Mas é importante perceber que na década de 80 Portugal tinha zonas (muitas) que do País com um tipo de vida muito diferente daquilo que hoje imaginamos ou recordamos (ou queremos recordar) desses tempos. Se não tivéssemos a informação podíamos pensar que estas fotografias se referiam a um qualquer país longínquo situado no “terceiro mundo”. O mundo mudou muito e nós ainda mais. Mas é bom perceber que muito do que mudou foi por “fora”. Por dentro ainda conservamos muita da “pobreza” que observamos nestas imagens, tendo perdido alguma da sua riqueza.

É sempre bom perceber o que somos enquanto nação, para não nos deprimirmos muito nem embandeirarmos demais.

A não perder.

terça-feira, julho 24

Luís Filipe Menezes


resolveu avançar, quando tudo fazia prever o contrário. Pensamos ser um acto positivo. Na entrevista da SIC noticias esteve bem. A coragem de avançar é, nos tempos que correm, em si um factor positivo. Querer mudar e dar a cara por isso é algo cada vez mais raro. Só por isso vale a pena aplaudir.

segunda-feira, julho 23

Erva


Uma nova série norte americana que começou hoje na RTP2. Na linha de “Donas de casa desesperadas”, parece ser mais no “osso” na crítica ao estilo de vida sub urbano tipicamente americano e só aparentemente sem mácula. Onde todos fingem disfarçar o que todos sabem, em torno daquele pequeno mundo que é a zona residencial onde moram. Uma vida pouco interessante exposta a uma critica ácida e mordaz, sem contemplações.A acompanhar com atenção.

domingo, julho 22

Cantos Livres II

Fomos assistir ao espectáculo “Cantos Livres”. Em família. José Mário Branco, Francisco Fanhais e Tino Flores ainda estão em grande forma. A voz ainda lá está. O sentido das letras e das conversas tidas são, conforme o orador ou o poeta, mais universais ou mais "datadas".
Dependendo da qualidade de cada um. O calor humano e fraterno de um momento quase intimista naquela sala do “Luísa Todi” soube bem. Até as crianças gostaram bastante. Quem não aprecia o calor humano de uma noite vivida e partilhada, com público e cantores.

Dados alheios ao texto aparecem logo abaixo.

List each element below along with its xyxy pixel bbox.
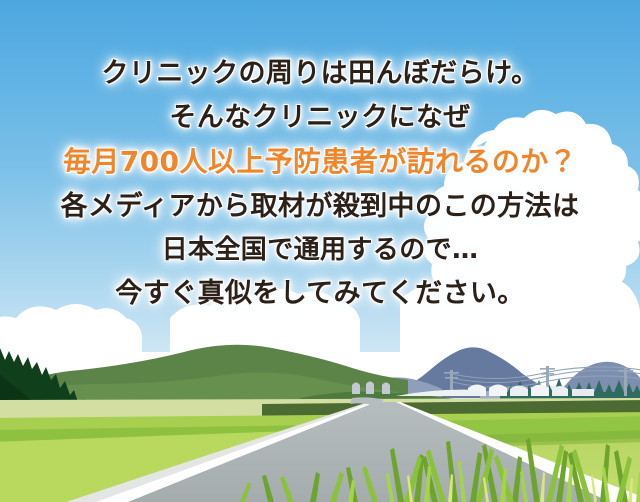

Sentimos no entanto que para muitos outros significou a memória do tempo que nunca foi mas sobre o qual se sonhou bastante sem se chegar a viver. Para esses estas canções são já só memória. Por vezes amarga. Para outros um momento importante e inesquecível da nossa história. Mas o que continua a valer é esse encontro. Mesmo com temas passados, até “fora de moda” mas que se sentem sempre positivamente.

Cantar esse grande compositor/autor/cantor, Zeca é, e será no futuro, uma homenagem ao melhor da nossa cultura musical.